I can do this very easily assuming that we can arrange $a_i$ such that $a_1\ge$$a_2\ge$...$\ge a_n$. but I want to do it without using it.
I derive two conditions but cannot continue from there:
further work:
${\sum{a_i^2} }\le$$\sum a_i\sum a_i$$\implies \sum{a_i^2}\le 1$
and $n=\sum\sum a_i$.
Assume the $a_i$ are positive and sum up to $1$. Then we have $$ 1=\left(\sum_{i=1}^n a_i\right)\cdot \left(\sum_{j=1}^n a_j\right) = \left(\sum_{i=1}^n\sum_{j=1}^n a_i a_j\right) \leq \sum_{i=1}^nna_i^2 $$ where the last inequality is motivated by greed.

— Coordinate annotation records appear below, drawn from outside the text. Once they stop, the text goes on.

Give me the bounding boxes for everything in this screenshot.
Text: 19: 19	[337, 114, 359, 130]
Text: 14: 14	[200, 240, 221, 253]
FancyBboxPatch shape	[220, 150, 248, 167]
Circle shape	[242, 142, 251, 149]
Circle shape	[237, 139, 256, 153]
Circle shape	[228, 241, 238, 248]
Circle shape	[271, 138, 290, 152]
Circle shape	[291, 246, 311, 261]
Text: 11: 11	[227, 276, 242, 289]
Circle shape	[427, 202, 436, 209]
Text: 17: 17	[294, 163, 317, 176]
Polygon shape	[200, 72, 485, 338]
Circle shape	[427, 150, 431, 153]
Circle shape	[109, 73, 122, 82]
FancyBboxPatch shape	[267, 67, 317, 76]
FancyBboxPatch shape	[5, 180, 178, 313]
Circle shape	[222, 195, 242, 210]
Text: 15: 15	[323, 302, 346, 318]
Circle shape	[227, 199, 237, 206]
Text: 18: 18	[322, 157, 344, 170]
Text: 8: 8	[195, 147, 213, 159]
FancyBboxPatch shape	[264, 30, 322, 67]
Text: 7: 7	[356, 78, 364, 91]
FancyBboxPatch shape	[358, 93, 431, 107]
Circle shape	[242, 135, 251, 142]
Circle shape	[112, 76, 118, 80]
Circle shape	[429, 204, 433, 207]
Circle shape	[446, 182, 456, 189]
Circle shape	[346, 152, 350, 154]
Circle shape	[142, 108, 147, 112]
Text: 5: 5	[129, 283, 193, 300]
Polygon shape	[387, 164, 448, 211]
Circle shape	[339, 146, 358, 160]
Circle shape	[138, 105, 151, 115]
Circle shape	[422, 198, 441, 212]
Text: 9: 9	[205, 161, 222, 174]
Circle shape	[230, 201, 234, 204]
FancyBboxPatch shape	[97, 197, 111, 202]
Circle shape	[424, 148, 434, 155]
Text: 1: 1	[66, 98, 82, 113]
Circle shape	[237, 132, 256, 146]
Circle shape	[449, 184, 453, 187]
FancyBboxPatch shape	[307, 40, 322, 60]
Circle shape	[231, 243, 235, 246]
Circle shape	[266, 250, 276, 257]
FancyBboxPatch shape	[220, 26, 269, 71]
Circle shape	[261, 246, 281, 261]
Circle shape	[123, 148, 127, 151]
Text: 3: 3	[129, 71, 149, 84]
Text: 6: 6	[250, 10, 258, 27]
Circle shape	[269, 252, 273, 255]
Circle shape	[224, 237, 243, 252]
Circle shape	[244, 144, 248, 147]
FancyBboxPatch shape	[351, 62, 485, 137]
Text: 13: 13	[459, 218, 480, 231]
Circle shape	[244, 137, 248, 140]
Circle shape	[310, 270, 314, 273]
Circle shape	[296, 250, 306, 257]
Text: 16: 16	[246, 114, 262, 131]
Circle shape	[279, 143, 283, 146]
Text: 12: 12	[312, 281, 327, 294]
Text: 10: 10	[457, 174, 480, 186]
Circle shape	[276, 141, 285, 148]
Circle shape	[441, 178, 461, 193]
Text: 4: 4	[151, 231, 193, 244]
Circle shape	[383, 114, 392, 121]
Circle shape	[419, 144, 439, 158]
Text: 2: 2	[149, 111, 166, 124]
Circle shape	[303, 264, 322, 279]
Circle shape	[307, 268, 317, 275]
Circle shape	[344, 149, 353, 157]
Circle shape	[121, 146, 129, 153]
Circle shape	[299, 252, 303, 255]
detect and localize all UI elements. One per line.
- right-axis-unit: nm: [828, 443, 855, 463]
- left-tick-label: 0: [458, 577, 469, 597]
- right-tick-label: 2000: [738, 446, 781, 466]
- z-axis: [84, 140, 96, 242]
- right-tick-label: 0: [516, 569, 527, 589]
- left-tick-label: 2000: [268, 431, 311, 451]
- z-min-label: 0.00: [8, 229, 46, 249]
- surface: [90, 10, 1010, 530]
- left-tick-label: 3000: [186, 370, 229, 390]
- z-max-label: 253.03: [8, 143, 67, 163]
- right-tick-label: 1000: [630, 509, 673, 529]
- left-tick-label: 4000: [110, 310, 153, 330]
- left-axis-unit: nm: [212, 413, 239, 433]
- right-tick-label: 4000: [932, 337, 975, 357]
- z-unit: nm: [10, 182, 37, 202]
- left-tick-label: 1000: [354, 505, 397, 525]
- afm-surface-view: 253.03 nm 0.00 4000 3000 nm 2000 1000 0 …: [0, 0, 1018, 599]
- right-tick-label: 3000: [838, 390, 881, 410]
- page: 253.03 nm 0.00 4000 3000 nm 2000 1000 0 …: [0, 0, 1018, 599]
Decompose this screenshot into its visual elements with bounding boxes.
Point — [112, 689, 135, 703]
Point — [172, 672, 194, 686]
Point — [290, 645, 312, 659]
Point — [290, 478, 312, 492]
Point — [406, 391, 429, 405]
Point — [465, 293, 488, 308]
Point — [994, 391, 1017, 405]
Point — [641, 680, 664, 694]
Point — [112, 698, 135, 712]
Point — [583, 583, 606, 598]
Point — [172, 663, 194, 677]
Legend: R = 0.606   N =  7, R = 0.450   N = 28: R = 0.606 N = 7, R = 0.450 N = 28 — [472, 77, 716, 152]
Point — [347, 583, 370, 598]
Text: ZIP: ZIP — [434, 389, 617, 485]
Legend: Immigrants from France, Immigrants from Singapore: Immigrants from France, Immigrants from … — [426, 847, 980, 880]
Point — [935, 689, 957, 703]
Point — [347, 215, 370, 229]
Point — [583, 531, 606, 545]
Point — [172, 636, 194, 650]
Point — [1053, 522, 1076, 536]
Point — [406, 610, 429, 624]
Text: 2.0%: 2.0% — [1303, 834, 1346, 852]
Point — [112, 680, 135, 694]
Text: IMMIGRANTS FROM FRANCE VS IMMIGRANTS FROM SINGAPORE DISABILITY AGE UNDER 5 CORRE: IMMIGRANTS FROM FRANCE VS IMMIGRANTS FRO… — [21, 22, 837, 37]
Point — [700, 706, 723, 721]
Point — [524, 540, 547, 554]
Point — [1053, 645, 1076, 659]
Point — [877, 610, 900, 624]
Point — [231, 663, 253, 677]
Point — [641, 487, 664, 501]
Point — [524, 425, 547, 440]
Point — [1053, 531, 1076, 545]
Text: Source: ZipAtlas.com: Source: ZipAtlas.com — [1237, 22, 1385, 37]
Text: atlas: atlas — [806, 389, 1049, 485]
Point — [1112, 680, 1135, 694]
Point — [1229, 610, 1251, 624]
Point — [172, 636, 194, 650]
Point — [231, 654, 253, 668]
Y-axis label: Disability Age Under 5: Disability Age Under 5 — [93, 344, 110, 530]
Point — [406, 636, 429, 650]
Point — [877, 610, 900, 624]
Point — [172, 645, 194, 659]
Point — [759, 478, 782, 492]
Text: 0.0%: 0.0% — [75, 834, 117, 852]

By greed I mean the following: Given any two different indices $i \neq j$, the product $a_ia_j$ appears twice in $\left(\sum_{i=1}^n\sum_{j=1}^n a_i a_j\right)$. But we have that $2a_ia_j \leq a_i^2 + a_j^2$, so making that switch for any pair of unequal indices, we get the last inequality. Dividing by $n$ then gives the result you want.
PS. It is called greed because there's an interpretation of the rearrangement inequality, where you let one sequence be denomination of coins and the other how many of each coin you take. The last inequality above is just a special case of the rearrangement inequality where the two sequences are equal.
The result also follows from the Cauchy-Schwarz inequality, for which: $$\sum_{i=1}^{n}a_i = \sum_{i=1}^{n}a_i\cdot 1 \leq \sqrt{\sum_{i=1}^n a_i^2}\cdot\sqrt{\sum_{i=1}^n 1},$$ or: $$\frac{1}{n}\left(\sum_{i=1}^{n}a_i\right)^2\leq \sum_{i=1}^{n} a_i^2.$$